Dunia Menanti Inflasi Amerika di Tengah Panasnya Konflik Laut Merah

Beralih ke Amerika Serikat (AS), bursa Wall Street berhasil ditutup menguat pada perdagangan Rabu kemarin atau Kamis dini hari waktu Indonesia meski penguatannya cenderung terbatas karena investor masih menanti rilis data inflasi, klaim pengangguran mingguan, dan perilisan kinerja keuangan emiten bank-bank raksasa di AS.
Indeks Dow Jones Industrial Average (DJIA) ditutup menguat 0,45% ke posisi 37.695,73, S&P 500 bertambah 0,57% ke 4.783,45, dan Nasdaq Composite berakhir terapresiasi 0,75% menjadi 14.969,65.
Saham-saham raksasa teknologi kembali menopang Wall Street utamanya S&P 500 dan Nasdaq semalam, dengan saham Microsoft, Meta Platforms, dan Nvidia menjadi penopang terbesar pada indeks S&P 500, karena imbal hasil (yield) benchmark US Treasury tenor 10 tahun bertahan mendekati 4%.

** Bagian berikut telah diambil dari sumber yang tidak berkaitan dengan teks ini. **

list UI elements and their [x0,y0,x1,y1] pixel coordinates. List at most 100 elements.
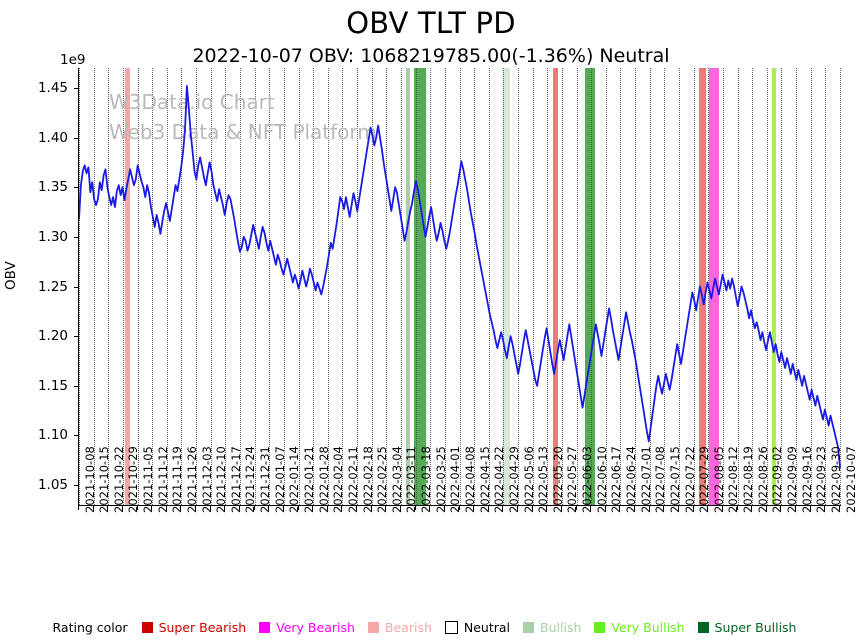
gridline-vertical [561,68,563,505]
x-axis-tick [736,505,738,510]
x-axis-tick [502,505,504,510]
gridline-vertical [415,68,417,505]
gridline-vertical [591,68,593,505]
rating-band-bearish [699,68,707,505]
legend-label: Super Bullish [714,619,797,635]
x-axis-tick [531,505,533,510]
gridline-vertical [781,68,783,505]
gridline-vertical [210,68,212,505]
y-axis-tick [73,187,78,189]
x-axis-tick [795,505,797,510]
gridline-vertical [400,68,402,505]
x-axis-tick-label: 2022-07-22 [682,446,697,513]
legend: Rating color Super Bearish Very Bearish Be… [0,616,862,638]
x-axis-tick-label: 2021-11-19 [170,446,185,513]
gridline-vertical [796,68,798,505]
y-axis-tick-label: 1.15 [37,377,68,394]
obv-line-series [79,84,841,469]
gridline-vertical [752,68,754,505]
x-axis-tick [707,505,709,510]
x-axis-tick [765,505,767,510]
x-axis-tick [297,505,299,510]
x-axis-tick [780,505,782,510]
y-axis-tick-label: 1.25 [37,278,68,295]
gridline-vertical [166,68,168,505]
x-axis-tick-label: 2022-01-07 [272,446,287,513]
x-axis-tick [414,505,416,510]
legend-item-super-bullish[interactable]: Super Bullish [697,619,797,635]
legend-item-very-bullish[interactable]: Very Bullish [594,620,685,635]
gridline-vertical [342,68,344,505]
chart-title: OBV TLT PD [346,6,516,40]
gridline-vertical [386,68,388,505]
x-axis-tick [312,505,314,510]
legend-swatch-icon [523,621,535,633]
legend-item-neutral[interactable]: Neutral [444,620,510,635]
x-axis-tick-label: 2022-02-18 [360,446,375,513]
x-axis-tick [121,505,123,510]
x-axis-tick [663,505,665,510]
rating-band-super-bullish [413,68,427,505]
y-axis-tick [73,385,78,387]
x-axis-tick [560,505,562,510]
x-axis-tick-label: 2022-03-25 [433,446,448,513]
x-axis-tick [370,505,372,510]
gridline-vertical [93,68,95,505]
legend-label: Super Bearish [158,619,247,635]
gridline-vertical [79,68,80,505]
gridline-vertical [518,68,520,505]
x-axis-tick-label: 2022-06-10 [594,446,609,513]
rating-band-super-bullish [584,68,595,505]
legend-swatch-icon [444,620,458,634]
x-axis-tick [107,505,109,510]
legend-swatch-icon [141,621,153,633]
plot-area: W3Data.io Chart Web3 Data & NFT Platform [78,68,841,506]
x-axis-tick-label: 2022-01-14 [287,446,302,513]
legend-item-very-bearish[interactable]: Very Bearish [259,620,355,635]
x-axis-tick-label: 2022-08-05 [711,446,726,513]
x-axis-tick [824,505,826,510]
gridline-vertical [327,68,329,505]
legend-item-super-bearish[interactable]: Super Bearish [141,619,247,635]
gridline-vertical [825,68,827,505]
gridline-vertical [620,68,622,505]
legend-item-bullish[interactable]: Bullish [523,620,581,635]
y-axis-tick [73,236,78,238]
gridline-vertical [196,68,198,505]
x-axis-tick [165,505,167,510]
x-axis-tick-label: 2022-07-01 [638,446,653,513]
x-axis-tick [692,505,694,510]
x-axis-tick-label: 2022-04-01 [448,446,463,513]
x-axis-tick-label: 2022-06-24 [623,446,638,513]
x-axis-tick-label: 2022-02-11 [345,446,360,513]
x-axis-tick [399,505,401,510]
gridline-vertical [576,68,578,505]
series-layer [79,68,841,505]
x-axis-tick [619,505,621,510]
x-axis-tick-label: 2021-12-03 [199,446,214,513]
x-axis-tick [356,505,358,510]
y-axis-tick-label: 1.10 [37,427,68,444]
y-axis-tick-label: 1.05 [37,477,68,494]
x-axis-tick-label: 2022-09-30 [828,446,843,513]
gridline-vertical [269,68,271,505]
gridline-vertical [474,68,476,505]
y-axis-tick [73,485,78,487]
gridline-vertical [503,68,505,505]
y-axis-tick-label: 1.35 [37,179,68,196]
x-axis-tick [136,505,138,510]
x-axis-tick-label: 2022-06-03 [580,446,595,513]
x-axis-tick-label: 2022-02-04 [331,446,346,513]
gridline-vertical [430,68,432,505]
gridline-vertical [693,68,695,505]
x-axis-tick-label: 2022-04-22 [492,446,507,513]
x-axis-tick-label: 2022-07-29 [697,446,712,513]
gridline-vertical [357,68,359,505]
x-axis-tick-label: 2022-02-25 [375,446,390,513]
y-axis-exponent: 1e9 [60,52,86,68]
x-axis-tick-label: 2022-05-20 [550,446,565,513]
gridline-vertical [679,68,681,505]
legend-title: Rating color [52,619,128,635]
x-axis-tick [443,505,445,510]
legend-item-bearish[interactable]: Bearish [367,620,432,635]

Meski begitu, penguatan Wall Street juga masih cenderung tertahan karena investor masih memasang mode wait and see menanti rilis data inflasi konsumen (Consumer Price Index/CPI) AS periode Desember 2023.
CPI AS pada akhir 2023 diproyeksi akan ada peningkatan tipis akibat seasonality natal dan tahun baru. Dalam basis tahunan (year-on-year/yoy), konsensus pasar menargetkan inflasi akan tumbuh sebesar 3,2% yoy, lebih rendah dibandingkan November 2023 yang tumbuh 3,1%.
Sementara itu, untuk inflasi inti AS diperkirakan tumbuh melandai sebesar 3,8% yoy, dibandingkan sebulan sebelumnya yang tumbuh 4% yoy.
Investor akan melihat laporan tersebut untuk mencari petunjuk kapan bank sentral AS (Federal Reserve/The Fed) akan mulai menurunkan suku bunganya.
Tak hanya inflasi konsumen terbaru di AS, data klaim pengangguran mingguan AS untuk pekan yang berakhir 6 Januari 2024 juga akan dirilis malam hari ini waktu Indonesia.
Diproyeksikan, klaim pengangguran per 6 Januari 2023 meningkat ke 210.000, dibandingkan pekan sebelumnya sebanyak 202.000 klaim.
Proyeksi peningkatan klaim pengangguran ini memang berdampak buruk bagi pasar tenaga kerja, akan tetapi bagi keseluruhan ekonomi AS dan prospek inflasi ini berdampak positif lantaran semakin mendukung kondisi pasar tenaga mendingin yang memicu inflasi melandai.
Tentunya, data klaim pengangguran juga ditunggu-tunggu oleh pelaku pasar di global, karena dapat juga menentukan arah kebijakan moneter The Fed berikutnya.
Di lain sisi, salah satu pejabat The Fed masih bernada hawkish. Presiden The Fed New York, John Williams mengatakan bahwa masih terlalu dini untuk menyerukan penurunan suku bunga karena The Fed masih memiliki jarak untuk mengembalikan inflasi ke target 2%.
Ekspektasi pasar terkait The Fed yang akan mulai menurunkan suku bunga pada Maret mendatang mulai kembali menurun dan tentunya lebih rendah dari perkiraan pasar pekan lalu.
Berdasarkan perangkat CME FedWatch menunjukkan peluang The Fed memangkas suku bunga acuannya sebesar 25 basis poin (bp) turun menjadi 64,5%, dari sehari sebelumnya yang sebesar 66,3%. Peluang ini juga lebih rendah dari peluang pekan lalu sebesar 79%.
Sementara itu, pasar juga masih menunggu perilisan kinerja keuangan tahun 2023 emiten perbankan raksasa di AS pada Jumat pekan ini. Raksasa perbankan JPMorgan Chase, Bank of America, Citigroup, dan Wells Fargo diperkirakan akan melaporkan laba kuartal IV-2023 yang lebih rendah.